Katiara destaca que a Rede de Proteção e Resistência ao Genocídio tem forte atuação nas comunidades de São Paulo, identificando e fortalecendo “novas Marielles”, “de todos os gêneros, orientações sexuais e classes sociais”, frisa a articuladora. Pessoas que não se amedrontam na hora de filmar uma ação policial irregular, por exemplo; que lutam pelas suas comunidades e que dão continuidade às lutas sociais.

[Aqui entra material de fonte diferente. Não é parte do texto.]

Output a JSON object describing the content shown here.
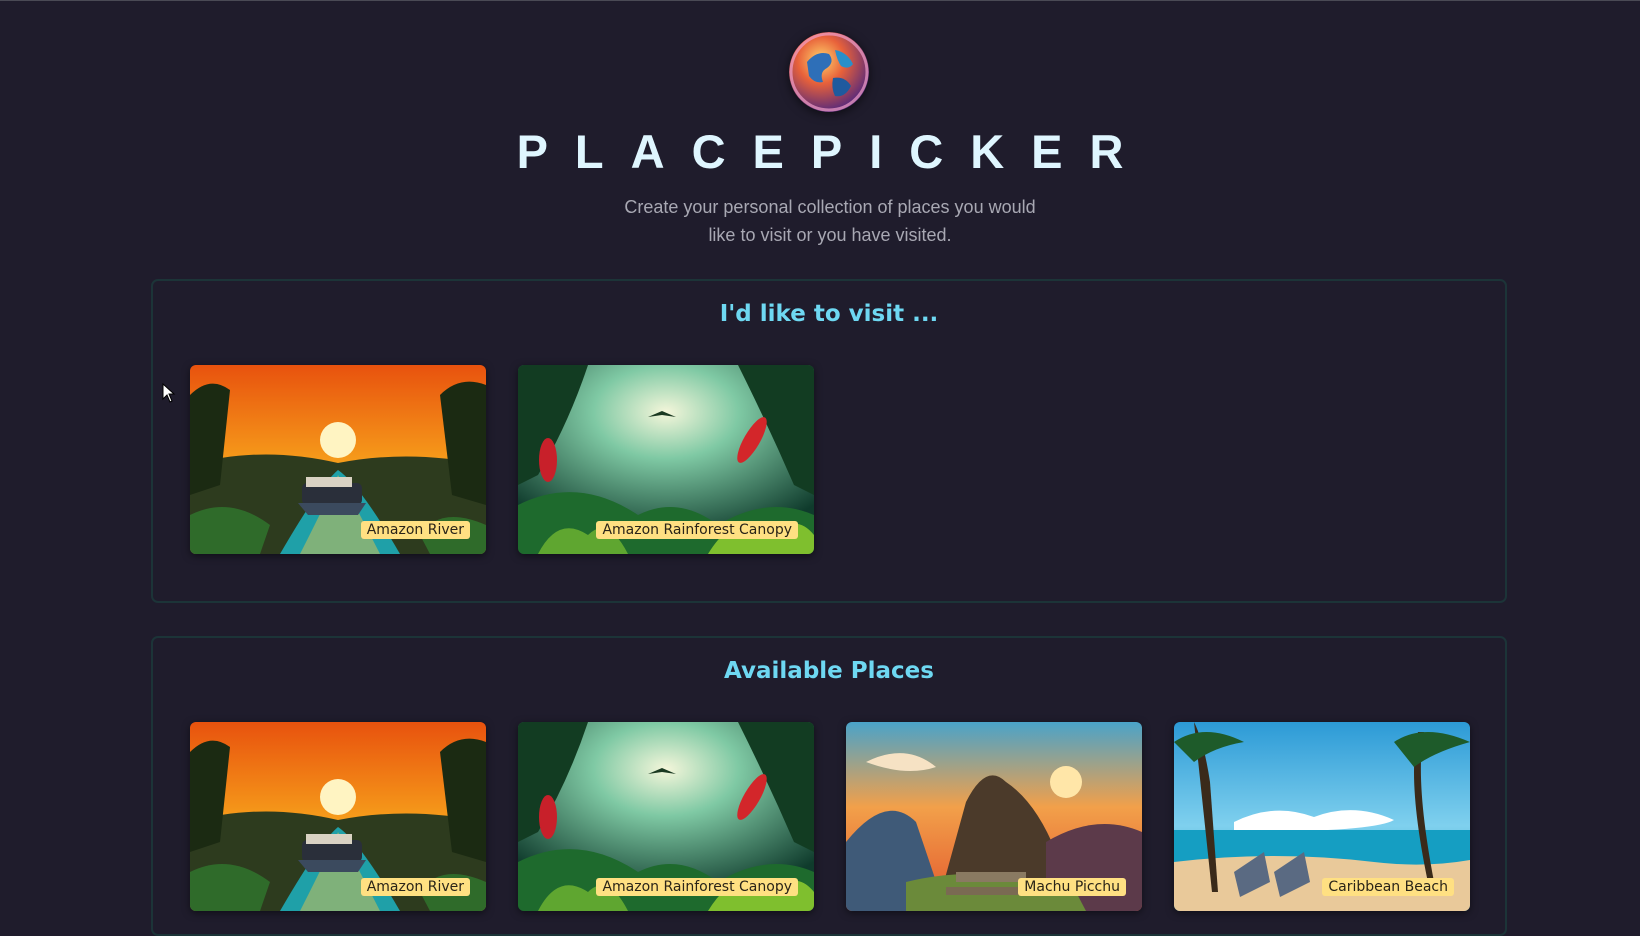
{
  "header": {
    "title": "PLACEPICKER",
    "subtitle": "Create your personal collection of places you would like to visit or you have visited.",
    "logo_icon": "globe-icon"
  },
  "visit_section": {
    "heading": "I'd like to visit ...",
    "places": [
      {
        "label": "Amazon River",
        "image": "amazon-river-image"
      },
      {
        "label": "Amazon Rainforest Canopy",
        "image": "rainforest-canopy-image"
      }
    ]
  },
  "available_section": {
    "heading": "Available Places",
    "places": [
      {
        "label": "Amazon River",
        "image": "amazon-river-image"
      },
      {
        "label": "Amazon Rainforest Canopy",
        "image": "rainforest-canopy-image"
      },
      {
        "label": "Machu Picchu",
        "image": "machu-picchu-image"
      },
      {
        "label": "Caribbean Beach",
        "image": "caribbean-beach-image"
      }
    ]
  },
  "colors": {
    "background": "#1f1c2c",
    "title": "#dff6ff",
    "heading": "#6ed8f2",
    "label_bg": "#ffe082",
    "section_border": "#1c3438"
  }
}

“É na quebrada onde acontece a violência, onde acontece inclusive antes mesmo da polícia chegar, já tem a violência de morar mal, de comer mal, de estudar mal, de não ter acesso ao primeiro emprego, de não ter acesso às vezes a saneamento básico. Então a gente está falando de um território repleto de violências. Com a ausência do estado”, explica Katiara. “E com a presença do estado a violência aumenta. Porque é na lógica da repressão, do encarceramento, do racismo, da discriminação. E é essa lógica que a gente tem que seguir denunciando pra transformar essa realidade”, concluiu.

Cronologia do caso

  • Em 2018, a Polícia Federal (PF) abriu investigação para apurar denúncias de irregularidades e interferências no trabalho da Polícia Civil e do Ministério Público estadual. Em agosto, é expedida a primeira decisão judicial determinando que o Google forneça dados que possam ajudar a solucionar o caso.
  • Em 12 de março de 2019, o policial militar reformado Ronnie Lessa e o ex-policial militar Élcio Vieira de Queiroz foram presos e acusados pelo Ministério Público Estadual pela execução do crime.
  • Ainda em 2019, logo após a prisão dos primeiros acusados, a delegacia responsável pela apuração do caso troca de comando. Geniton Lages é substituído por Daniel Rosa na condução da segunda fase, para investigar os mandantes.
  • Em setembro de 2019, com base na investigação da PF, a então procuradora-geral Raquel Dodge pede a federalização das investigações e denuncia cinco suspeitos por terem tentado fraudá-las com depoimentos falsos, incluindo Domingos Brazão, conselheiro afastado do TCE-RJ. 
  • Em maio de 2020, o STJ decide que caso não seria federalizado por unanimidade (oito votos a zero). A relatora Laurita Vaz viu inércia ou inação das autoridades do RJ.
  •  Em agosto de 2020, STJ nega recurso do Google e confirma que a empresa deve compartilhar geolocalização de usuários a pedido da promotoria, o que até agora não foi feito. O caso subiu para o STF, ainda sem data marcada para o julgamento.
  • Em setembro de 2020, depois que o governador Wilson Witzel (PSC) é afastado e o vice Cláudio Castro assume, um terceiro delegado é colocado no cargo: Moysés Santana.
  • Em março de 2021, o Ministério Público do Rio de Janeiro criou uma força-tarefa para investigar o caso. O grupo foi estruturado com três promotores, sendo um deles Simone Sibilio, que acompanhou a apuração desde 2018.
  • Em julho de 2021, Ronnie Lessa é condenado a quatro anos e seis meses de reclusão por ocultação e destruição de provas no caso.
  • Em julho de 2021, o delegado Henrique Damasceno deixa 16ª DP (Barra da Tijuca) e assume a chefia da Delegacia de Homicídios da Capital, incluindo o caso Marielle.
  • Em julho de 2021, a promotora Simone Sibilio deixa o caso em meio a divergências causadas pelo acordo de colaboração premiada fechado com Júlia Lotufo, viúva do miliciano Adriano da Nóbrega. O MP-RJ anuncia nova força-tarefa com oito promotores.
  • Em fevereiro de 2022, a investigação do assassinato de Marielle passa para as mãos do delegado Alexandre Herdy, o quinto a assumir o caso.
  • O tribunal do júri contra Ronnie Lessa e Élcio de Queiroz ainda não tem data para acontecer, já que a defesa entrou com recurso no STJ. Os mandantes do crime ainda não foram identificados.